Les Petits Mouchoirs participait d’une sorte d’élan, avec tes copains Les Infidèles, on avait l’impression que vous vouliez faire bouger les lignes. Est-ce que 5 ans après c’est pas décevant de constater que rien n’a vraiment changé ? Le cinéma est une vitrine de la société, de la vie. On vit une époque assez particulière et le cinéma qui en ressort reflète l’ambiance générale. La route est longue. Mais je suis quelqu’un de positif et constructif, même si on peut penser le contraire. Posons-nous les bonnes questions, nous sommes forcément responsables si ça ne marche pas. Il ne faut pas montrer qu’une face de la carte.

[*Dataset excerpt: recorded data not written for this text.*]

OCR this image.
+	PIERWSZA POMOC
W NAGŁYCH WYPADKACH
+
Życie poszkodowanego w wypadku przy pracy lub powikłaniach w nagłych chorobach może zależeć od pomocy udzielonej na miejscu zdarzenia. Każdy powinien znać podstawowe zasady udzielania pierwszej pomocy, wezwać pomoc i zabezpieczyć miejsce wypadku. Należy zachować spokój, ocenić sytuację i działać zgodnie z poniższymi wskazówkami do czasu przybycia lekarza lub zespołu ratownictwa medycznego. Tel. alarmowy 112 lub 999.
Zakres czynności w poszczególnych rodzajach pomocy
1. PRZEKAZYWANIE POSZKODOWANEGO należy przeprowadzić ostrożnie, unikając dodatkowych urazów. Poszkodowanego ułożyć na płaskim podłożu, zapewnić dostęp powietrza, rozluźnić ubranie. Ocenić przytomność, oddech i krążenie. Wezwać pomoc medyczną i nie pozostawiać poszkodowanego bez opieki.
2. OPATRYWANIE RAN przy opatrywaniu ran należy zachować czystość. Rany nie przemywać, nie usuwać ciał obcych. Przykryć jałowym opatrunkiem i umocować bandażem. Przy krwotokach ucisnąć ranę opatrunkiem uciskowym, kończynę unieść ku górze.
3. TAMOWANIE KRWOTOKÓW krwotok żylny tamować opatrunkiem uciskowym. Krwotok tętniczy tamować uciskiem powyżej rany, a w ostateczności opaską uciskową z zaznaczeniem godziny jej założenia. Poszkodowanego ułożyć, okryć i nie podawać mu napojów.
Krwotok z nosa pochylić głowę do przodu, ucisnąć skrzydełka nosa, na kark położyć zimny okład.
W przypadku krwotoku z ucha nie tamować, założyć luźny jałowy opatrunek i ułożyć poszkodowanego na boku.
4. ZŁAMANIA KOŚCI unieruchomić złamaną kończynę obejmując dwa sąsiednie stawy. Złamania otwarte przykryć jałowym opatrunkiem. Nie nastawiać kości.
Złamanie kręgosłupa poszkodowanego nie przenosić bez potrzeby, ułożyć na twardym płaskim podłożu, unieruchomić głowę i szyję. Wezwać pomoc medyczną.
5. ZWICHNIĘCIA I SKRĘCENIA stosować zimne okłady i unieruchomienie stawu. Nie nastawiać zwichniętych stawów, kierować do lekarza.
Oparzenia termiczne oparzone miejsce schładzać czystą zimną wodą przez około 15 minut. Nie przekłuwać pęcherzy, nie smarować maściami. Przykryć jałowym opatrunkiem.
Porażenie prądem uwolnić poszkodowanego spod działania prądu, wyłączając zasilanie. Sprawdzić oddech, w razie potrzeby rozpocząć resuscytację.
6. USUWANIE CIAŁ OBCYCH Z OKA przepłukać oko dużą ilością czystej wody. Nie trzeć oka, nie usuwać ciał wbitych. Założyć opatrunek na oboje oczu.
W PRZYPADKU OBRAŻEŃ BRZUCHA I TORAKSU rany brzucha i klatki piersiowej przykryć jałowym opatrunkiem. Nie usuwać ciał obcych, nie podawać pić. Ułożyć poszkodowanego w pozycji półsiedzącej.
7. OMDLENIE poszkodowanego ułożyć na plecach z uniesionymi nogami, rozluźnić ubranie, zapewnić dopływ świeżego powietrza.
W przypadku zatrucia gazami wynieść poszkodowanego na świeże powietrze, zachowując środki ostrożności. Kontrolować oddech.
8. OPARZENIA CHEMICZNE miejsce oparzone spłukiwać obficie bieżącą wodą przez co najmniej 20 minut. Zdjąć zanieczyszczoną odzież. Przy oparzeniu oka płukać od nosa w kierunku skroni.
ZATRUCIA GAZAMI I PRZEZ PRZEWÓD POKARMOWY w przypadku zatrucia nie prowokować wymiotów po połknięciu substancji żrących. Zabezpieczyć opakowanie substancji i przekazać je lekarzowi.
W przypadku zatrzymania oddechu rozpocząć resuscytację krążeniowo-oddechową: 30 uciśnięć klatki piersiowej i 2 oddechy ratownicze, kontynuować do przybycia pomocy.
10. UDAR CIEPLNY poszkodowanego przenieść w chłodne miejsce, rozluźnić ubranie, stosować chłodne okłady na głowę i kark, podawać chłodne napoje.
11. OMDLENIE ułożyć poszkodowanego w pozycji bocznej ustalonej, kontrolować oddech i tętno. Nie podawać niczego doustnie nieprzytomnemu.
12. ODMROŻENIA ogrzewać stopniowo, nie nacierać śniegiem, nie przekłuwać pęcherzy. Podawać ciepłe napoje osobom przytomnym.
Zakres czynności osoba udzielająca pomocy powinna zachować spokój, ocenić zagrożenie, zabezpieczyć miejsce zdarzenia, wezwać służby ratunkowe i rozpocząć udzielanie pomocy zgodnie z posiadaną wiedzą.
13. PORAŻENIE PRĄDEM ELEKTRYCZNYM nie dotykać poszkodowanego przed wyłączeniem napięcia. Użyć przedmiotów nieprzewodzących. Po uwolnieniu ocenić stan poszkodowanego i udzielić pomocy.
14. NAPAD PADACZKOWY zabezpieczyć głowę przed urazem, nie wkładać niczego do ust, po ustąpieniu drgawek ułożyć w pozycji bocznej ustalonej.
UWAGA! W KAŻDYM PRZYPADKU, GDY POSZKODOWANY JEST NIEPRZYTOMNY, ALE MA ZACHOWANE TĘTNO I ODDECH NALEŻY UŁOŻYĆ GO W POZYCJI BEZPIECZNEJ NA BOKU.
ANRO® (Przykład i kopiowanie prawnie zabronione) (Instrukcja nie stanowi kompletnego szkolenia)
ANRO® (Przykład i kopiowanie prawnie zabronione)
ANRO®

Alain dit de toi que tu es d’un naturel flippé, et que depuis Blood Ties tu as appris la peur. J’ai toujours été flippé, obsessionnel du détail, à l’affût de tout, à ne rien laisser au hasard (il n’y a qu’à regarder les making of de mes films, je suis dans une ébullition totale), et l’expérience m’a montré que le peu de fois où j’ai laissé filer les trucs, délégué, fait confiance, je n’ai pas été satisfait du résultat ! Je suis effectivement toujours dans le souci de bien faire, mais ce n’est pas une peur. Plutôt une insatisfaction permanente.
C’est dur de vivre avec ça ? Oui. Et pour les autres aussi !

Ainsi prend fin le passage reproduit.